Online Program

Using stem cell transplant (SCT) survivor narratives to identify survivor challenges and coping strategies

Monday, November 4, 2013

Yael Filossof, MSPH, Department of Health Behavior, UNC Chapel Hill, Gillings School of Global Public Health, Chapel Hill, NC
Rebecca Woodruff, MPH, Behavioral Sciences and Health Education, Emory University Rollins School of Public Health, Atlanta, GA
Laura Baker, Department of Health Behavior, UNC Chapel Hill, Gillings School of Global Public Health, Chapel Hill, NC
Jane Austin, PhD, Department of Psychology, William Paterson University, Wayne, NJ
Lisa Wu, PhD, Oncological Sciences, Mount Sinai Hospital, New York, NY
Heiddis Valdimarsdottir, PhD, University of Iceland, Reykjavik, Reykjavik, Iceland
William Redd, PhD, Oncological Sciences, Mount Sinai Hospital School of Medicine, New York, NY
Christine Rini, PhD, UNC Gillings School of Global Public Health, Department of Health Behavior, University of North Carolina at Chapel Hill, Chapel Hill, NC
Although hematopoietic stem cell transplant (SCT) can save the lives of many hematological cancer patients, it is a physically and psychologically demanding treatment. SCT patients are often informed about physical and psychosocial challenges they might encounter, but many are nonetheless unprepared for the range of challenges they experience and struggle to cope with them. Survivorship narratives-stories written by cancer patients about their experience–can illuminate their most critical challenges and provide guidance for developing interventions to address these needs. This presentation describes a content analysis of post-SCT survivorship narratives conducted to identify patients' specific challenges and resources for coping before, during, and after transplant. SCT patients enrolled in a trial testing a psychosocial intervention (n=248) wrote narratives describing their transplant experience in four brief guided writing sessions. Although participants commonly reported physical symptoms, this study revealed a range of intra- and interpersonal challenges. Most patients felt unprepared about important aspects of the transplant and encountered difficulty communicating with their providers. Common coping strategies that may have helped them manage these challenges included talking with other SCT survivors and researching the transplant on their own. Quotations describing transplant experiences in patients' own words provide a nuanced look into these challenges and coping strategies. The results have implications for interventions to improve the quality of life of SCT patients, suggesting the need to help providers communicate more effectively with SCT patients about challenges they might face. These results also illuminate specific coping strategies for providers to suggest to their patients.

Learning Areas:

Chronic disease management and prevention
Public health or related research
Social and behavioral sciences

Learning Objectives:
Identify common transplant and cancer-specific challenges that SCT patients encountered. Identify SCT patients’ common resources for coping with the transplant. Analyze implications for future interventions to improve the quality of life of SCT patients.

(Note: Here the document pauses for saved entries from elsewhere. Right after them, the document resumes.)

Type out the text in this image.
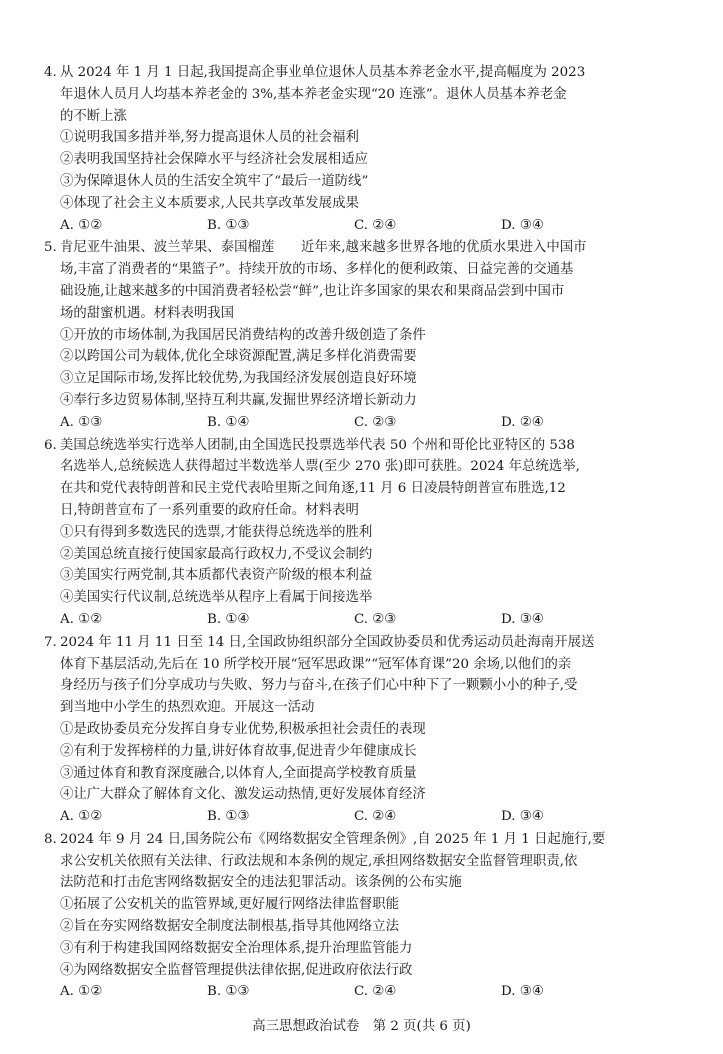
4. 从 2024 年 1 月 1 日起,我国提高企事业单位退休人员基本养老金水平,提高幅度为 2023
年退休人员月人均基本养老金的 3%,基本养老金实现“20 连涨”。退休人员基本养老金
的不断上涨
①说明我国多措并举,努力提高退休人员的社会福利
②表明我国坚持社会保障水平与经济社会发展相适应
③为保障退休人员的生活安全筑牢了“最后一道防线”
④体现了社会主义本质要求,人民共享改革发展成果
A. ①②	B. ①③	C. ②④	D. ③④
5. 肯尼亚牛油果、波兰苹果、泰国榴莲　　近年来,越来越多世界各地的优质水果进入中国市
场,丰富了消费者的“果篮子”。持续开放的市场、多样化的便利政策、日益完善的交通基
础设施,让越来越多的中国消费者轻松尝“鲜”,也让许多国家的果农和果商品尝到中国市
场的甜蜜机遇。材料表明我国
①开放的市场体制,为我国居民消费结构的改善升级创造了条件
②以跨国公司为载体,优化全球资源配置,满足多样化消费需要
③立足国际市场,发挥比较优势,为我国经济发展创造良好环境
④奉行多边贸易体制,坚持互利共赢,发掘世界经济增长新动力
A. ①③	B. ①④	C. ②③	D. ②④
6. 美国总统选举实行选举人团制,由全国选民投票选举代表 50 个州和哥伦比亚特区的 538
名选举人,总统候选人获得超过半数选举人票(至少 270 张)即可获胜。2024 年总统选举,
在共和党代表特朗普和民主党代表哈里斯之间角逐,11 月 6 日凌晨特朗普宣布胜选,12
日,特朗普宣布了一系列重要的政府任命。材料表明
①只有得到多数选民的选票,才能获得总统选举的胜利
②美国总统直接行使国家最高行政权力,不受议会制约
③美国实行两党制,其本质都代表资产阶级的根本利益
④美国实行代议制,总统选举从程序上看属于间接选举
A. ①②	B. ①④	C. ②③	D. ③④
7. 2024 年 11 月 11 日至 14 日,全国政协组织部分全国政协委员和优秀运动员赴海南开展送
体育下基层活动,先后在 10 所学校开展“冠军思政课”“冠军体育课”20 余场,以他们的亲
身经历与孩子们分享成功与失败、努力与奋斗,在孩子们心中种下了一颗颗小小的种子,受
到当地中小学生的热烈欢迎。开展这一活动
①是政协委员充分发挥自身专业优势,积极承担社会责任的表现
②有利于发挥榜样的力量,讲好体育故事,促进青少年健康成长
③通过体育和教育深度融合,以体育人,全面提高学校教育质量
④让广大群众了解体育文化、激发运动热情,更好发展体育经济
A. ①②	B. ①③	C. ②④	D. ③④
8. 2024 年 9 月 24 日,国务院公布《网络数据安全管理条例》,自 2025 年 1 月 1 日起施行,要
求公安机关依照有关法律、行政法规和本条例的规定,承担网络数据安全监督管理职责,依
法防范和打击危害网络数据安全的违法犯罪活动。该条例的公布实施
①拓展了公安机关的监管界域,更好履行网络法律监督职能
②旨在夯实网络数据安全制度法制根基,指导其他网络立法
③有利于构建我国网络数据安全治理体系,提升治理监管能力
④为网络数据安全监督管理提供法律依据,促进政府依法行政
A. ①②	B. ①③	C. ②④	D. ③④
高三思想政治试卷　第 2 页(共 6 页)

Keyword(s): Cancer, Coping

Presenting author's disclosure statement:

Qualified on the content I am responsible for because: I am a second year doctoral student at the UNC Chapel Hill Gillings School of Global Public Health in the Department of Health Behavior. I am committed to a research career devoted to improving the quality of care and quality of life of cancer survivors.
Any relevant financial relationships? No

I agree to comply with the American Public Health Association Conflict of Interest and Commercial Support Guidelines, and to disclose to the participants any off-label or experimental uses of a commercial product or service discussed in my presentation.